Once your home has gone into foreclosure, you will be notified by the lending institution to leave the premises. If the matter has gone to court, the local sheriff will serve the foreclosure notice and have you evicted. Since you have already gone into foreclosure because you couldn’t meet your mortgage payments, there is no way that you can pay your taxes let alone more taxes. Your taxes will only be those that you will get if you buy another home. The home that went into foreclosure will still have taxes levied against it but the responsible party to pay those taxes will be the new owners whether they be the lending institution or a new buyer.

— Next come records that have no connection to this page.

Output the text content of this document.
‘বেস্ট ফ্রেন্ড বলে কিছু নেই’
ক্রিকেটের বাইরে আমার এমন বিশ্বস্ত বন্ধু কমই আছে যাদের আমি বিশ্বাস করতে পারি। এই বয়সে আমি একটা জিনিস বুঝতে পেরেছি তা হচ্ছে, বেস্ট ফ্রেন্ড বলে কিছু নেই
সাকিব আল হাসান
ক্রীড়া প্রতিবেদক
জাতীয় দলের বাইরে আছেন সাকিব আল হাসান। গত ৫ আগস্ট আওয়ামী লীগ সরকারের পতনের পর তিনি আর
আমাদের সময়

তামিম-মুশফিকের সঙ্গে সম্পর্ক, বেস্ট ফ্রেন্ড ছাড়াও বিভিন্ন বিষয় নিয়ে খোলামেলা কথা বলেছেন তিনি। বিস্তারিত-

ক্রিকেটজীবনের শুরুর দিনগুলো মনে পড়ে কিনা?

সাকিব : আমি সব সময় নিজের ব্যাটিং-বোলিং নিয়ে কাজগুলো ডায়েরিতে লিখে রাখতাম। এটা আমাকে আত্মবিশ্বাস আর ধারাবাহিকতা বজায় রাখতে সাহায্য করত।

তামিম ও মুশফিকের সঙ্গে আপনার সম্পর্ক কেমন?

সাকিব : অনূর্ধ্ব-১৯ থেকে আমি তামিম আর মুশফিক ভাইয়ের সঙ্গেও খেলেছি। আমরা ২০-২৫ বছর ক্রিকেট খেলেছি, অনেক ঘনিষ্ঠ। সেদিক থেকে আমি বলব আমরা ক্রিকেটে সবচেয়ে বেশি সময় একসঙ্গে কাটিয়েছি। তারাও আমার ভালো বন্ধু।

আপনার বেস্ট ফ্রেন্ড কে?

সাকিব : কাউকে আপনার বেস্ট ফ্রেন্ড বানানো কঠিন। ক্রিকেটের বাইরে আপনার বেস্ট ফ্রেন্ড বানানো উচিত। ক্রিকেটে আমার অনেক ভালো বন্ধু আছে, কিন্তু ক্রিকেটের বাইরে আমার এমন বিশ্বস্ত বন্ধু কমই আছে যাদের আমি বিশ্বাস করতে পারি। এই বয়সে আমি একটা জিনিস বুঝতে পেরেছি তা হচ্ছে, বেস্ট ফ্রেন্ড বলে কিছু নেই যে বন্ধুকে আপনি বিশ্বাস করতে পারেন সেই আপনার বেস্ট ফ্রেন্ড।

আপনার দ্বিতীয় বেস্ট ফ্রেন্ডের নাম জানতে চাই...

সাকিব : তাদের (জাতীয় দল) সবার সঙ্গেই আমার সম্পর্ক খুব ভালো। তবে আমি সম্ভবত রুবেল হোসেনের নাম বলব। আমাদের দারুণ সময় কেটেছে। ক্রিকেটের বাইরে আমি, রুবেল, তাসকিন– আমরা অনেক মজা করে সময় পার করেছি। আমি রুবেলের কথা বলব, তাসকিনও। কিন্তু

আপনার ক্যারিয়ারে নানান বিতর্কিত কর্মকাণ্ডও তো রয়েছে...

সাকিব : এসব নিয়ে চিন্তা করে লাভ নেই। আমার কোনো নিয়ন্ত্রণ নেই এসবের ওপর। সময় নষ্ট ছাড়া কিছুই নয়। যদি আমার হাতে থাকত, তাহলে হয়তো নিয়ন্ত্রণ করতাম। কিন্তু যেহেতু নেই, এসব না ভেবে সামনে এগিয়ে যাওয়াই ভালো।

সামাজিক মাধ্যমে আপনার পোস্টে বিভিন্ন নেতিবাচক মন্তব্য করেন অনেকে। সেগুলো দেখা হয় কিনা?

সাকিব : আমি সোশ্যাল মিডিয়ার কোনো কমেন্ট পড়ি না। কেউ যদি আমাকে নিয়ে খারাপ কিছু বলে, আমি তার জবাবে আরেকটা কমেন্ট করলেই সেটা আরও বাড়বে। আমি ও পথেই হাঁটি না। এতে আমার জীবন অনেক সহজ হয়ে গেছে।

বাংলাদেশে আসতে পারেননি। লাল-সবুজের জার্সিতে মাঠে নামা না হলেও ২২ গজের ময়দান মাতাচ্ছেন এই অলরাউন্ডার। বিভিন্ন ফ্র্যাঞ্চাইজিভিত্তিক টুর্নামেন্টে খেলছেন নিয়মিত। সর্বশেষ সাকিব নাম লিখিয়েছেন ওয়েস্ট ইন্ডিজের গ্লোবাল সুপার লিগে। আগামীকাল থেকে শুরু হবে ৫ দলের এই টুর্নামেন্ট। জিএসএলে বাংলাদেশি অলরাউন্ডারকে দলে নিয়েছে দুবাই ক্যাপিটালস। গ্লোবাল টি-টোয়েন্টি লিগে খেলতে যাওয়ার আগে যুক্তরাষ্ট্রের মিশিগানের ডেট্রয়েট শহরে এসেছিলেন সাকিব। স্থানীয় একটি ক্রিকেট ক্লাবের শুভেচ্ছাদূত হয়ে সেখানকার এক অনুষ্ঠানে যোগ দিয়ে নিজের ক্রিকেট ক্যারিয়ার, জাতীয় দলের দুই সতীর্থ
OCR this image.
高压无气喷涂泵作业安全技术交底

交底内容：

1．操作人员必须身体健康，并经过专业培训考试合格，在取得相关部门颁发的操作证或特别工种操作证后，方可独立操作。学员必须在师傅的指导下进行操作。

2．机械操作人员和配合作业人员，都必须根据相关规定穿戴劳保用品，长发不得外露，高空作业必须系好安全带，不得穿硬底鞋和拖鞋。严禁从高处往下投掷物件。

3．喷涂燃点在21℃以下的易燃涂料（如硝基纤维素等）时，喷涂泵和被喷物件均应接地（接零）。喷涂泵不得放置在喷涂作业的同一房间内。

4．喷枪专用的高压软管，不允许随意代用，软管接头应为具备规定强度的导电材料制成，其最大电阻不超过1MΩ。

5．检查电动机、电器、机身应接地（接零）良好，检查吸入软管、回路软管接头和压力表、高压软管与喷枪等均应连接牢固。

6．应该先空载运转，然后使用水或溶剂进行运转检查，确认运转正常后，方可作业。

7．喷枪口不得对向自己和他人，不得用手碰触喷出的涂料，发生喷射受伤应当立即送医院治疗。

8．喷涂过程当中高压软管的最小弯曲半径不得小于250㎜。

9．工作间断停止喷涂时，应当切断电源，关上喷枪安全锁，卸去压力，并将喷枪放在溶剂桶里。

Usually, foreclosure is part of a bankruptcy. If you are in bankruptcy, your lawyer will advise you as to your options in working out the best deal for you before you go in front of the bankruptcy judge. Your assets will be sold and used to pay off some of your debts. Those debts don’t usually include property taxes. Of course, your property will continue to be assessed by the tax collectors. However, you won’t have to worry about those taxes since you will have lost your home from foreclosure. Knowing about foreclosure is very important and the person to ask is your lawyer once you are being threatened by foreclosure from your bank or lending institution.